Options Open Interest:  Open interest is skewed to calls over puts by a ratio of 1.5 to 1.  The 1 month average volume has also been skewed to calls over puts by the same 1.5 to 1 ratio.  The bulk of the outstanding options volume is in Jan14 and Jan15, where the 35 strike calls have the most open interest.  Shorter-dated, the Nov 35 strike calls have over 80k of open interest.

Price Action / Technicals:  MSFT did break out to a new 5 year high in the spring of 2013, but the breakout had no follow through.  The stock has been stuck between 31 and 35 for the past 6 months:

MSFT weekly, Courtesy of Bloomberg
MSFT weekly, Courtesy of Bloomberg

The $31-$32 area was strong resistance and is now strong support.  But the stock’s failure above $35 on multiple occasions over the past 6 months has a good number of buyers looking to sell around that level on any pop.  The high of the year is $36.43.

Volatility:  November vol is approaching 26, which is the high end of it’s range over the past 2 years. The IV tends to drop to the mid to high teens following earnings.

Screen Shot 2013-10-23 at 10.34.19 AM
from LiveVol Pro

Options are fairly dollar cheap considering some of the big swings the stock has had recently although those swings have all taken place within a range.
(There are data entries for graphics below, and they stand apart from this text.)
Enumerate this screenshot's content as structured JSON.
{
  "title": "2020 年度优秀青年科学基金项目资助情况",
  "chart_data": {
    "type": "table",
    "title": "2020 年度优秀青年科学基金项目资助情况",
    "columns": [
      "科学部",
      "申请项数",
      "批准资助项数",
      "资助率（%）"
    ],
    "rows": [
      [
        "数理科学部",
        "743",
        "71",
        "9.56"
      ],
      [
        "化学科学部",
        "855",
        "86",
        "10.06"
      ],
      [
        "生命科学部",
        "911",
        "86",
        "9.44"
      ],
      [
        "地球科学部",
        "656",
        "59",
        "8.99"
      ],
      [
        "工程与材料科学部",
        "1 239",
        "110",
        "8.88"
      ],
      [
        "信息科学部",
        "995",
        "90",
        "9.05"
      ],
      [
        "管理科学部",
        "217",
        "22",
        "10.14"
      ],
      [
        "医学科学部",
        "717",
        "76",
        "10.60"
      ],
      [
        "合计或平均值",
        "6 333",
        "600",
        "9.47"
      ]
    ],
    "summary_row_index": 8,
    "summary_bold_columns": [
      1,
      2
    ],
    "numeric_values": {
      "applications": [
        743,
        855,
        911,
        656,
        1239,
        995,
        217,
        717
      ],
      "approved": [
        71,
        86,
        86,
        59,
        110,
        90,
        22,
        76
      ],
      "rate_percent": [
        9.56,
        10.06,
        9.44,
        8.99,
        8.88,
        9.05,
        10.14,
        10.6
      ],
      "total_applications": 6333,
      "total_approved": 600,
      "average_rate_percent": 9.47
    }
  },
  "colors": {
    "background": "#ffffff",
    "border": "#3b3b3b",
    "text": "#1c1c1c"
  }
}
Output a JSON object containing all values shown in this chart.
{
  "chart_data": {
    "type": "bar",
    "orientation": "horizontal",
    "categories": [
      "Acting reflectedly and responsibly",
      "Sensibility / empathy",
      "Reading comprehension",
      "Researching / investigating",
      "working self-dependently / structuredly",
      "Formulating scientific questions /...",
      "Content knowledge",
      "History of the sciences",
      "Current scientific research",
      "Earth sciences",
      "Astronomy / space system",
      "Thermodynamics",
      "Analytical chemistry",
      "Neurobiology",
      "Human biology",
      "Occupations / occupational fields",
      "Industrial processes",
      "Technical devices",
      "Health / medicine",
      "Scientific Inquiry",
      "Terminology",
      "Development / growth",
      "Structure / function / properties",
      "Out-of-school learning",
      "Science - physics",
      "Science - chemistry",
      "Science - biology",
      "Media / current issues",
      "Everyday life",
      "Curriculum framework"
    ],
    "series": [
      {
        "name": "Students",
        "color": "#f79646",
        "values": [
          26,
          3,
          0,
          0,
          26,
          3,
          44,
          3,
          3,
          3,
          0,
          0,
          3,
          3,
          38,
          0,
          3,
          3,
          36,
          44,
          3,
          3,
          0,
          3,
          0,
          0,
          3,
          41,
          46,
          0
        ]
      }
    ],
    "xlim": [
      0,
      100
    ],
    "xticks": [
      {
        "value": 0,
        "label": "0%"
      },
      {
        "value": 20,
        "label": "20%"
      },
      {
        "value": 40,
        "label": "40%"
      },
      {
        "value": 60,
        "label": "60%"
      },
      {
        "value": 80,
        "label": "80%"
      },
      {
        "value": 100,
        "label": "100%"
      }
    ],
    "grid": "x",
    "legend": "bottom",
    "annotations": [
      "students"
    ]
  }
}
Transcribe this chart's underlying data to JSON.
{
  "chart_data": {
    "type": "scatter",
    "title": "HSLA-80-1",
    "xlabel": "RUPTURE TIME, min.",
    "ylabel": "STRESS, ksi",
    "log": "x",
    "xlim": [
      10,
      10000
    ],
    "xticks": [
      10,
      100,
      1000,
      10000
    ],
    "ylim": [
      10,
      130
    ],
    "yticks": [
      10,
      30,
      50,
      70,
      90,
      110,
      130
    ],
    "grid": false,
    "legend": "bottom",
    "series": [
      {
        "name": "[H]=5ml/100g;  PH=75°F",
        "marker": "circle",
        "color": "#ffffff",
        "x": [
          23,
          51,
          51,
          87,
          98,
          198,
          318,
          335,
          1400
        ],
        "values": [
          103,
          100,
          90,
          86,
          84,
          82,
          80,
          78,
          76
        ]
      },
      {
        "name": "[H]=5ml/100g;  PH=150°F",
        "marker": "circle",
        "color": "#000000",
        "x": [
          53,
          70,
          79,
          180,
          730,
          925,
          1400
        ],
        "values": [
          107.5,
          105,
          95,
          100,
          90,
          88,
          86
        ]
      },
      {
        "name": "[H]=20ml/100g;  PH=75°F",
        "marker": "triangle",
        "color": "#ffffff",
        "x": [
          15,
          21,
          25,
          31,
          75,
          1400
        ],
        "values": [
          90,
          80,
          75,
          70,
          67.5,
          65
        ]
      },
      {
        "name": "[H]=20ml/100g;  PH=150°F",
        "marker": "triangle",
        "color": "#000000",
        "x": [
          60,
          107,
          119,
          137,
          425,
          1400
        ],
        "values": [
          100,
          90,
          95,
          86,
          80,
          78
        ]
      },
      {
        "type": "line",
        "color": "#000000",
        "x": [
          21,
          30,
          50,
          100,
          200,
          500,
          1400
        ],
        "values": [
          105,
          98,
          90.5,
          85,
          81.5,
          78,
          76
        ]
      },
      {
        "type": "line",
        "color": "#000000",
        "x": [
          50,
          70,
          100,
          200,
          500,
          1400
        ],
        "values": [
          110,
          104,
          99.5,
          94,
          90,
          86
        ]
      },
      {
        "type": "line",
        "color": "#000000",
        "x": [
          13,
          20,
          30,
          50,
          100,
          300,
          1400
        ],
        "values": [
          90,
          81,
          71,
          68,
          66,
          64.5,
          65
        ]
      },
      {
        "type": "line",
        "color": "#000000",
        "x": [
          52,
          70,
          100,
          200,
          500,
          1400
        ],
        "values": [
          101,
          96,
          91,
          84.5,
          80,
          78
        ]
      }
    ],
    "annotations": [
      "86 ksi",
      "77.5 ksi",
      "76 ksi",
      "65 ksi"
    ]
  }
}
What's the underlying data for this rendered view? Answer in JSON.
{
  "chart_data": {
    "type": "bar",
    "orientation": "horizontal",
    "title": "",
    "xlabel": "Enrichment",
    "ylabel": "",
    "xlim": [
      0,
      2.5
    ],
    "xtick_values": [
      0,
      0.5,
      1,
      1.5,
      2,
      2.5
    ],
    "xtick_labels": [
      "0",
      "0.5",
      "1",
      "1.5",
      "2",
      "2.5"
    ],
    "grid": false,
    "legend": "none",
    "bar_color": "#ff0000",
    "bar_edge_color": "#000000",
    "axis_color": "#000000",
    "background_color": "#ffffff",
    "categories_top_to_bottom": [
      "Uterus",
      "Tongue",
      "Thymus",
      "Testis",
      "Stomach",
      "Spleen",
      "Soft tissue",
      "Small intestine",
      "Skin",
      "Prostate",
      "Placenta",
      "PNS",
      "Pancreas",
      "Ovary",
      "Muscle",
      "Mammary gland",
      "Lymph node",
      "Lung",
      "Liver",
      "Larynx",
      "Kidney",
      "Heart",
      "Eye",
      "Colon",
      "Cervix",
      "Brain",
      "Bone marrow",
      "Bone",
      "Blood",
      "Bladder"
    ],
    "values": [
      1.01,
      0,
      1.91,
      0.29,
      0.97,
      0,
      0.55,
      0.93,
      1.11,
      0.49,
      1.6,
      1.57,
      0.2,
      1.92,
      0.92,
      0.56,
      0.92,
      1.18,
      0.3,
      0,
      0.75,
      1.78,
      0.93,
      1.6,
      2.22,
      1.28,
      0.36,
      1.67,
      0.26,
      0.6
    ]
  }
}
So the options are essentially betting it stays within that range on an earnings gap.

Our View:  MSFT is not a stock that we have been a fan of on a fundamental basis for some time, despite some recent success migrating users to Office 365, the company is feeling pressures in most businesses that rely on PC growth, while their mobile strategy becomes increasingly irrelevant despite the recent acquisition of NOK’s handset business.

As bond yields come in (10 yr Treasury yield almost back to 2.5%), MSFT’s 3.29% dividend yield should look attractive to some investors, as long as they don’t keep pissing away their $72 billion in net cash on lame acquisitions like Skype and NOK.

What investors are most concerned about is the management transition as the board looks to replace outgoing CEO Steve Ballmer.  Rumors for front-runners for the spot have been sparse, but the most talked about name and the one that investors appear to be most excited about is the prospect that current Ford CEO Allan Mulally will take the job.  It is my opinion that Mulally would be a very bad fit at MSFT despite his impressive success turning the beleaguered auto maker over the last few years.  He is in his late 60s and spent his entire career at industrial companies, was at BA from 1969 until joining Ford in 2006.  MSFT does not need an Old School Industrial Guy, they need some new energetic  innovative blood.  It is my view that if Mulally was named CEO the stock would decline 5-10% even if it saw an initial pop.

I’d be a seller of the stock closer to the 52 week highs around $36 and a buyer for the balance sheet, buyback and dividend yield around $30 and the potential for a turnaround.  At $34 it is in no mans land.